Canvas - Enabled Application Configurations [UW-Madison]
This document lists the integrations currently enabled in UW-Madison's version of Canvas
Integrated Applications Available for Use
Canvas App Center & Adding Additional Applications
All Canvas courses contain the App Center, which allows instructors to install whitelisted LTI apps in their course. Users can follow the "How do I add an External App in my course?" guide.The Canvas App Center defines the following levels of privacy:
- Anonymous: No identifying information about the user will be sent to the vendor.
- Email Only: The user's email is the only identifying information sent to the vendor.
- Name Only: The user's name is the only identifying information sent to the vendor.
- Public: Various identifying information (name, email, Canvas ID, SIS ID of the course, SIS ID of user, etc.) is sent to the vendor.
Source: How do I manually configure an external app for an account?
Approval Process Based On Levels of Risk
The level of risk associated with various LMS integrations varies depending on two factors:
- They type of data transmitted from the LMS to the integrated application
- The technology used to integrate the application into the LMS
We define four levels of risk based on these factors:
Level 1 - Anonymous - External LMS Integrations
Those apps in the App Center which are listed as “anonymous” will be whitelisted by default. Other integrations determined to be “anonymous” by LMS developers and administrators may also be whitelisted.
Level 2 - Non Anonymous - External LMS Integrations
First, it's important to keep in mind that student, faculty, and course data can be put at risk if shared with non-UW-Madison entities, such as third-party vendors. Therefore, the UW-Madison CIO's Office requires that all integrations meet guidelines for privacy, intellectual property, security and records retention. Interested users should review the the following KB External LMS Integrations and submit a request if interested via the request form. Learn@UW personnel will ensure that appropriate legal agreements are in place before allowing non-anonymous apps to be integrated with our LMSs. To the extent possible, given time and resource limitations, Learn@UW personnel will assist faculty in obtaining these legal agreements through normal purchasing channels.
Level 4 - Non LTI-Based Integrations
Non LTI-based integrations are ones that involve injecting third-party code into the LMSs code base, e.g. Moodle plug-ins, or utilize an API with a high-level access key. This includes integrations that utilize LTI for part of their functionality, but other integration techniques for other parts of their functionality. For example some external integrations utilize LTI for single sign-on purposes, but code injection for gradebook sync. Since access to the LMSs gradebook is a very sensitive matter, these integrations will require close scrutiny LMS developers and managers or OCIS, as appropriate to the specifics of the situation.

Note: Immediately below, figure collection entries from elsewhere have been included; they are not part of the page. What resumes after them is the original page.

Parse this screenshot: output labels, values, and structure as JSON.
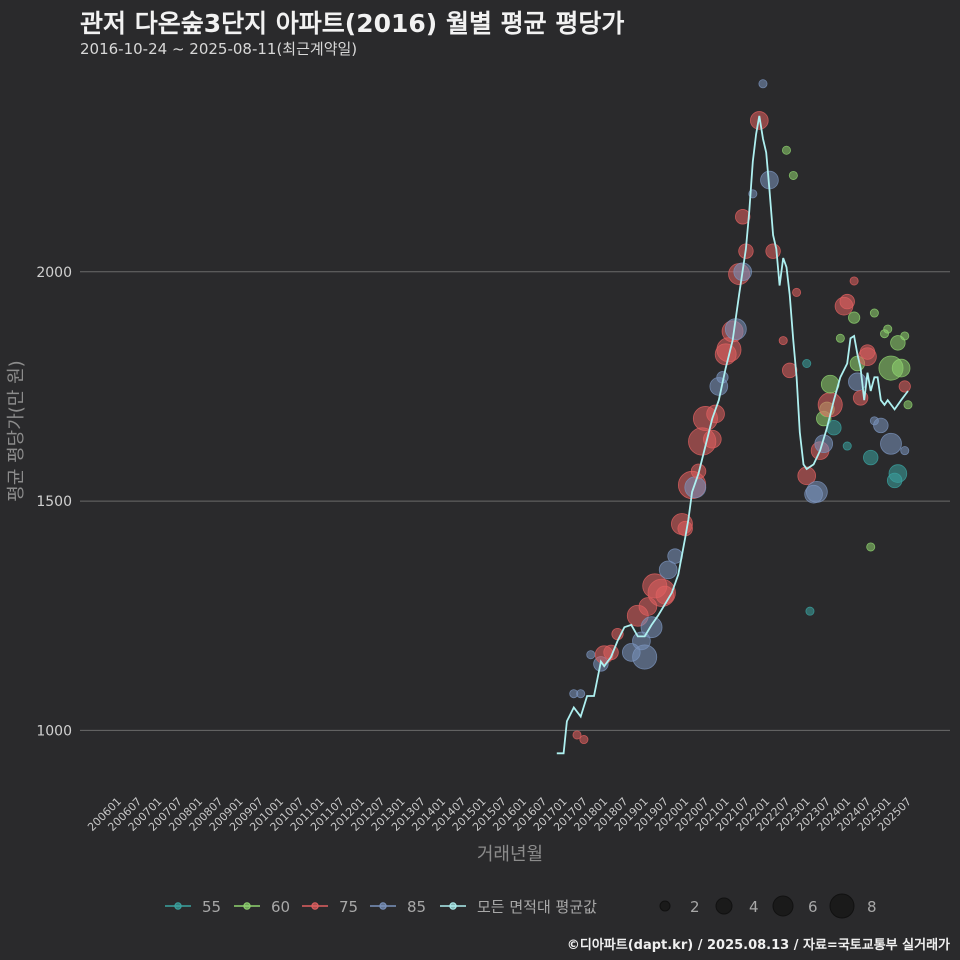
{
  "title": "관저 다온숲3단지 아파트(2016) 월별 평균 평당가",
  "subtitle": "2016-10-24 ~ 2025-08-11(최근계약일)",
  "caption": "©디아파트(dapt.kr) / 2025.08.13 / 자료=국토교통부 실거래가",
  "colors": {
    "background": "#2a2a2c",
    "grid": "#6a6a6a",
    "s55": "#3aa3a0",
    "s60": "#8fd36f",
    "s75": "#e06060",
    "s85": "#7a93bd",
    "avg": "#aef0f0"
  },
  "chart_data": {
    "type": "scatter",
    "title": "관저 다온숲3단지 아파트(2016) 월별 평균 평당가",
    "xlabel": "거래년월",
    "ylabel": "평균 평당가(만 원)",
    "ylim": [
      870,
      2440
    ],
    "yticks": [
      1000,
      1500,
      2000
    ],
    "xticks": [
      "200601",
      "200607",
      "200701",
      "200707",
      "200801",
      "200807",
      "200901",
      "200907",
      "201001",
      "201007",
      "201101",
      "201107",
      "201201",
      "201207",
      "201301",
      "201307",
      "201401",
      "201407",
      "201501",
      "201507",
      "201601",
      "201607",
      "201701",
      "201707",
      "201801",
      "201807",
      "201901",
      "201907",
      "202001",
      "202007",
      "202101",
      "202107",
      "202201",
      "202207",
      "202301",
      "202307",
      "202401",
      "202407",
      "202501",
      "202507"
    ],
    "legend": {
      "series_labels": [
        "55",
        "60",
        "75",
        "85",
        "모든 면적대 평균값"
      ],
      "size_labels": [
        "2",
        "4",
        "6",
        "8"
      ]
    },
    "avg_line": [
      [
        2016.83,
        950
      ],
      [
        2017.0,
        950
      ],
      [
        2017.08,
        1020
      ],
      [
        2017.25,
        1050
      ],
      [
        2017.42,
        1030
      ],
      [
        2017.58,
        1075
      ],
      [
        2017.75,
        1075
      ],
      [
        2017.92,
        1150
      ],
      [
        2018.0,
        1140
      ],
      [
        2018.17,
        1160
      ],
      [
        2018.33,
        1195
      ],
      [
        2018.5,
        1225
      ],
      [
        2018.67,
        1230
      ],
      [
        2018.83,
        1205
      ],
      [
        2019.0,
        1205
      ],
      [
        2019.17,
        1230
      ],
      [
        2019.33,
        1250
      ],
      [
        2019.5,
        1275
      ],
      [
        2019.67,
        1300
      ],
      [
        2019.83,
        1340
      ],
      [
        2020.0,
        1420
      ],
      [
        2020.08,
        1460
      ],
      [
        2020.17,
        1520
      ],
      [
        2020.33,
        1560
      ],
      [
        2020.5,
        1620
      ],
      [
        2020.67,
        1680
      ],
      [
        2020.83,
        1720
      ],
      [
        2021.0,
        1790
      ],
      [
        2021.17,
        1850
      ],
      [
        2021.33,
        1950
      ],
      [
        2021.5,
        2050
      ],
      [
        2021.58,
        2130
      ],
      [
        2021.67,
        2240
      ],
      [
        2021.75,
        2300
      ],
      [
        2021.83,
        2340
      ],
      [
        2021.92,
        2290
      ],
      [
        2022.0,
        2260
      ],
      [
        2022.08,
        2180
      ],
      [
        2022.17,
        2080
      ],
      [
        2022.25,
        2050
      ],
      [
        2022.33,
        1970
      ],
      [
        2022.42,
        2030
      ],
      [
        2022.5,
        2010
      ],
      [
        2022.58,
        1950
      ],
      [
        2022.67,
        1850
      ],
      [
        2022.75,
        1770
      ],
      [
        2022.83,
        1650
      ],
      [
        2022.92,
        1580
      ],
      [
        2023.0,
        1570
      ],
      [
        2023.17,
        1580
      ],
      [
        2023.33,
        1610
      ],
      [
        2023.5,
        1660
      ],
      [
        2023.67,
        1720
      ],
      [
        2023.83,
        1770
      ],
      [
        2024.0,
        1800
      ],
      [
        2024.08,
        1855
      ],
      [
        2024.17,
        1860
      ],
      [
        2024.25,
        1820
      ],
      [
        2024.33,
        1790
      ],
      [
        2024.42,
        1720
      ],
      [
        2024.5,
        1780
      ],
      [
        2024.58,
        1740
      ],
      [
        2024.67,
        1770
      ],
      [
        2024.75,
        1770
      ],
      [
        2024.83,
        1720
      ],
      [
        2024.92,
        1710
      ],
      [
        2025.0,
        1720
      ],
      [
        2025.17,
        1700
      ],
      [
        2025.33,
        1720
      ],
      [
        2025.5,
        1740
      ]
    ],
    "points": [
      {
        "x": 2017.25,
        "y": 1080,
        "s": "s85",
        "n": 1
      },
      {
        "x": 2017.42,
        "y": 1080,
        "s": "s85",
        "n": 1
      },
      {
        "x": 2017.33,
        "y": 990,
        "s": "s75",
        "n": 1
      },
      {
        "x": 2017.5,
        "y": 980,
        "s": "s75",
        "n": 1
      },
      {
        "x": 2017.67,
        "y": 1165,
        "s": "s85",
        "n": 1
      },
      {
        "x": 2017.92,
        "y": 1145,
        "s": "s85",
        "n": 3
      },
      {
        "x": 2018.0,
        "y": 1165,
        "s": "s75",
        "n": 4
      },
      {
        "x": 2018.17,
        "y": 1170,
        "s": "s75",
        "n": 3
      },
      {
        "x": 2018.33,
        "y": 1210,
        "s": "s75",
        "n": 2
      },
      {
        "x": 2018.67,
        "y": 1170,
        "s": "s85",
        "n": 4
      },
      {
        "x": 2018.83,
        "y": 1250,
        "s": "s75",
        "n": 5
      },
      {
        "x": 2018.92,
        "y": 1195,
        "s": "s85",
        "n": 4
      },
      {
        "x": 2019.0,
        "y": 1160,
        "s": "s85",
        "n": 6
      },
      {
        "x": 2019.08,
        "y": 1270,
        "s": "s75",
        "n": 4
      },
      {
        "x": 2019.17,
        "y": 1225,
        "s": "s85",
        "n": 5
      },
      {
        "x": 2019.25,
        "y": 1315,
        "s": "s75",
        "n": 6
      },
      {
        "x": 2019.42,
        "y": 1300,
        "s": "s75",
        "n": 7
      },
      {
        "x": 2019.5,
        "y": 1295,
        "s": "s75",
        "n": 4
      },
      {
        "x": 2019.58,
        "y": 1350,
        "s": "s85",
        "n": 4
      },
      {
        "x": 2019.75,
        "y": 1380,
        "s": "s85",
        "n": 3
      },
      {
        "x": 2019.92,
        "y": 1450,
        "s": "s75",
        "n": 5
      },
      {
        "x": 2020.0,
        "y": 1440,
        "s": "s75",
        "n": 3
      },
      {
        "x": 2020.17,
        "y": 1535,
        "s": "s75",
        "n": 7
      },
      {
        "x": 2020.25,
        "y": 1530,
        "s": "s85",
        "n": 5
      },
      {
        "x": 2020.33,
        "y": 1565,
        "s": "s75",
        "n": 3
      },
      {
        "x": 2020.42,
        "y": 1630,
        "s": "s75",
        "n": 7
      },
      {
        "x": 2020.5,
        "y": 1680,
        "s": "s75",
        "n": 6
      },
      {
        "x": 2020.67,
        "y": 1635,
        "s": "s75",
        "n": 4
      },
      {
        "x": 2020.75,
        "y": 1690,
        "s": "s75",
        "n": 4
      },
      {
        "x": 2020.83,
        "y": 1750,
        "s": "s85",
        "n": 4
      },
      {
        "x": 2020.92,
        "y": 1770,
        "s": "s85",
        "n": 2
      },
      {
        "x": 2021.0,
        "y": 1820,
        "s": "s75",
        "n": 5
      },
      {
        "x": 2021.08,
        "y": 1830,
        "s": "s75",
        "n": 6
      },
      {
        "x": 2021.17,
        "y": 1870,
        "s": "s75",
        "n": 5
      },
      {
        "x": 2021.25,
        "y": 1875,
        "s": "s85",
        "n": 5
      },
      {
        "x": 2021.33,
        "y": 1995,
        "s": "s75",
        "n": 5
      },
      {
        "x": 2021.42,
        "y": 2000,
        "s": "s85",
        "n": 4
      },
      {
        "x": 2021.5,
        "y": 2045,
        "s": "s75",
        "n": 3
      },
      {
        "x": 2021.42,
        "y": 2120,
        "s": "s75",
        "n": 3
      },
      {
        "x": 2021.67,
        "y": 2170,
        "s": "s85",
        "n": 1
      },
      {
        "x": 2021.83,
        "y": 2330,
        "s": "s75",
        "n": 4
      },
      {
        "x": 2021.92,
        "y": 2410,
        "s": "s85",
        "n": 1
      },
      {
        "x": 2022.08,
        "y": 2200,
        "s": "s85",
        "n": 4
      },
      {
        "x": 2022.17,
        "y": 2045,
        "s": "s75",
        "n": 3
      },
      {
        "x": 2022.5,
        "y": 2265,
        "s": "s60",
        "n": 1
      },
      {
        "x": 2022.67,
        "y": 2210,
        "s": "s60",
        "n": 1
      },
      {
        "x": 2022.42,
        "y": 1850,
        "s": "s75",
        "n": 1
      },
      {
        "x": 2022.58,
        "y": 1785,
        "s": "s75",
        "n": 3
      },
      {
        "x": 2022.75,
        "y": 1955,
        "s": "s75",
        "n": 1
      },
      {
        "x": 2023.0,
        "y": 1800,
        "s": "s55",
        "n": 1
      },
      {
        "x": 2023.0,
        "y": 1555,
        "s": "s75",
        "n": 4
      },
      {
        "x": 2023.08,
        "y": 1260,
        "s": "s55",
        "n": 1
      },
      {
        "x": 2023.17,
        "y": 1515,
        "s": "s85",
        "n": 4
      },
      {
        "x": 2023.25,
        "y": 1520,
        "s": "s85",
        "n": 5
      },
      {
        "x": 2023.33,
        "y": 1610,
        "s": "s75",
        "n": 4
      },
      {
        "x": 2023.42,
        "y": 1625,
        "s": "s85",
        "n": 4
      },
      {
        "x": 2023.42,
        "y": 1680,
        "s": "s60",
        "n": 3
      },
      {
        "x": 2023.5,
        "y": 1700,
        "s": "s60",
        "n": 3
      },
      {
        "x": 2023.58,
        "y": 1710,
        "s": "s75",
        "n": 6
      },
      {
        "x": 2023.58,
        "y": 1755,
        "s": "s60",
        "n": 4
      },
      {
        "x": 2023.67,
        "y": 1660,
        "s": "s55",
        "n": 3
      },
      {
        "x": 2023.83,
        "y": 1855,
        "s": "s60",
        "n": 1
      },
      {
        "x": 2023.92,
        "y": 1925,
        "s": "s75",
        "n": 4
      },
      {
        "x": 2024.0,
        "y": 1935,
        "s": "s75",
        "n": 3
      },
      {
        "x": 2024.0,
        "y": 1620,
        "s": "s55",
        "n": 1
      },
      {
        "x": 2024.17,
        "y": 1900,
        "s": "s60",
        "n": 2
      },
      {
        "x": 2024.17,
        "y": 1980,
        "s": "s75",
        "n": 1
      },
      {
        "x": 2024.25,
        "y": 1800,
        "s": "s60",
        "n": 3
      },
      {
        "x": 2024.25,
        "y": 1760,
        "s": "s85",
        "n": 4
      },
      {
        "x": 2024.33,
        "y": 1725,
        "s": "s75",
        "n": 3
      },
      {
        "x": 2024.5,
        "y": 1815,
        "s": "s75",
        "n": 4
      },
      {
        "x": 2024.5,
        "y": 1825,
        "s": "s75",
        "n": 3
      },
      {
        "x": 2024.58,
        "y": 1595,
        "s": "s55",
        "n": 3
      },
      {
        "x": 2024.67,
        "y": 1910,
        "s": "s60",
        "n": 1
      },
      {
        "x": 2024.67,
        "y": 1675,
        "s": "s85",
        "n": 1
      },
      {
        "x": 2024.83,
        "y": 1665,
        "s": "s85",
        "n": 3
      },
      {
        "x": 2024.92,
        "y": 1865,
        "s": "s60",
        "n": 1
      },
      {
        "x": 2025.0,
        "y": 1875,
        "s": "s60",
        "n": 1
      },
      {
        "x": 2025.08,
        "y": 1790,
        "s": "s60",
        "n": 6
      },
      {
        "x": 2025.08,
        "y": 1625,
        "s": "s85",
        "n": 5
      },
      {
        "x": 2025.17,
        "y": 1545,
        "s": "s55",
        "n": 3
      },
      {
        "x": 2025.25,
        "y": 1560,
        "s": "s55",
        "n": 4
      },
      {
        "x": 2025.25,
        "y": 1845,
        "s": "s60",
        "n": 3
      },
      {
        "x": 2025.33,
        "y": 1790,
        "s": "s60",
        "n": 4
      },
      {
        "x": 2025.42,
        "y": 1750,
        "s": "s75",
        "n": 2
      },
      {
        "x": 2025.42,
        "y": 1860,
        "s": "s60",
        "n": 1
      },
      {
        "x": 2025.5,
        "y": 1710,
        "s": "s60",
        "n": 1
      },
      {
        "x": 2025.42,
        "y": 1610,
        "s": "s85",
        "n": 1
      },
      {
        "x": 2024.58,
        "y": 1400,
        "s": "s60",
        "n": 1
      }
    ]
  }
}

Canvas Course Navigation & Integrated Applications
All Canvas courses have a standard ("default") Course Navigation menu when they are first created.
In order to keep the Canvas default Course Navigation a manageable size, integrated applications are not generally added to the default Course Navigation. The Learn@UW Madison team uses the following standards to judiciously populate the default Course Navigation:
- The default Course Navigation contains core Canvas tools (such as Discussion, Grades, Syllabus, and so on). It also contains tools which offer no technical option for removal from the default Course Navigation, such as Google Drive.
- General practice for integrating third-party applications with Canvas does not include adding the application to the default Course Navigation. Instead, such applications will be available for instructors to add to the Course Navigation on a course-by-course basis.